Kegiatan ini diikuti oleh peserta dari berbagai kalangan, mulai dari mahasiswa, dosen, hingga guru dari Musyawarah Guru Mata Pelajaran (MGMP). Antusiasme peserta terlihat sejak awal acara, menunjukkan tingginya minat terhadap perkembangan teknologi kecerdasan buatan (AI) yang kini mulai merambah dunia pendidikan.
Dalam sambutannya, Wakil Rektor I UMMI, Dr. Asep Muhamad Ramdan, S.E., M.M., menyampaikan bahwa kecerdasan buatan merupakan inovasi yang membawa banyak peluang, namun juga tantangan besar bagi dunia pendidikan.
“AI ibarat pisau bermata dua. Di satu sisi, ia memberi manfaat luar biasa dalam mempercepat proses pembelajaran, membantu analisis data, dan memperluas akses pengetahuan. Namun di sisi lain, jika tidak dimanfaatkan dengan bijak, AI dapat mengikis nilai-nilai kemanusiaan, mengurangi kreativitas, bahkan menimbulkan ketergantungan teknologi,” ujarnya.
Beliau menambahkan bahwa dosen dan mahasiswa perlu memiliki kesadaran etis serta kemampuan literasi digital yang kuat agar AI dapat dimanfaatkan secara positif dalam dunia akademik.
“Tantangan kita bukan menolak AI, melainkan memastikan kita menjadi pengendali, bukan yang dikendalikan oleh teknologi,” tambahnya.

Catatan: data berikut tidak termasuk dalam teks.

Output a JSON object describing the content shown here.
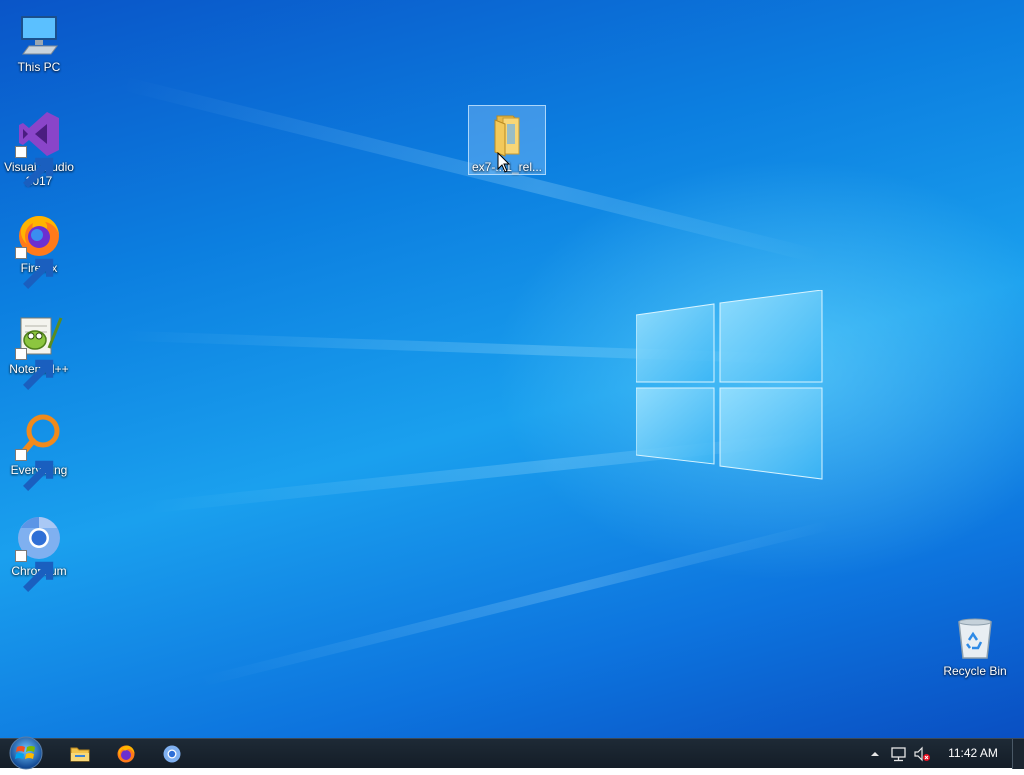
{
  "desktop": {
    "icons": [
      {
        "label": "This PC",
        "icon": "computer-icon"
      },
      {
        "label": "Visual Studio 2017",
        "icon": "visual-studio-icon"
      },
      {
        "label": "Firefox",
        "icon": "firefox-icon"
      },
      {
        "label": "Notepad++",
        "icon": "notepad-plus-plus-icon"
      },
      {
        "label": "Everything",
        "icon": "everything-search-icon"
      },
      {
        "label": "Chromium",
        "icon": "chromium-icon"
      }
    ],
    "selected_folder": {
      "label": "ex7-...1_rel...",
      "icon": "folder-icon"
    },
    "recycle_bin": {
      "label": "Recycle Bin",
      "icon": "recycle-bin-icon"
    }
  },
  "taskbar": {
    "start_icon": "windows-start-orb-icon",
    "pinned": [
      {
        "name": "File Explorer",
        "icon": "folder-icon"
      },
      {
        "name": "Firefox",
        "icon": "firefox-icon"
      },
      {
        "name": "Chromium",
        "icon": "chromium-icon"
      }
    ],
    "tray": {
      "overflow_icon": "chevron-up-icon",
      "network_icon": "network-icon",
      "volume_icon": "volume-muted-icon",
      "clock": "11:42 AM"
    }
  },
  "colors": {
    "desktop_blue": "#0c7fe0",
    "taskbar": "#1a2430",
    "accent_light": "#8fd6ff"
  }
}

Seminar nasional ini diharapkan menjadi wadah pertukaran gagasan antara akademisi, pendidik, dan mahasiswa dalam menghadapi era pembelajaran digital yang terus berkembang pesat, sekaligus memperkuat komitmen UMMI dalam membangun pendidikan yang adaptif, beretika, dan berdaya saing global.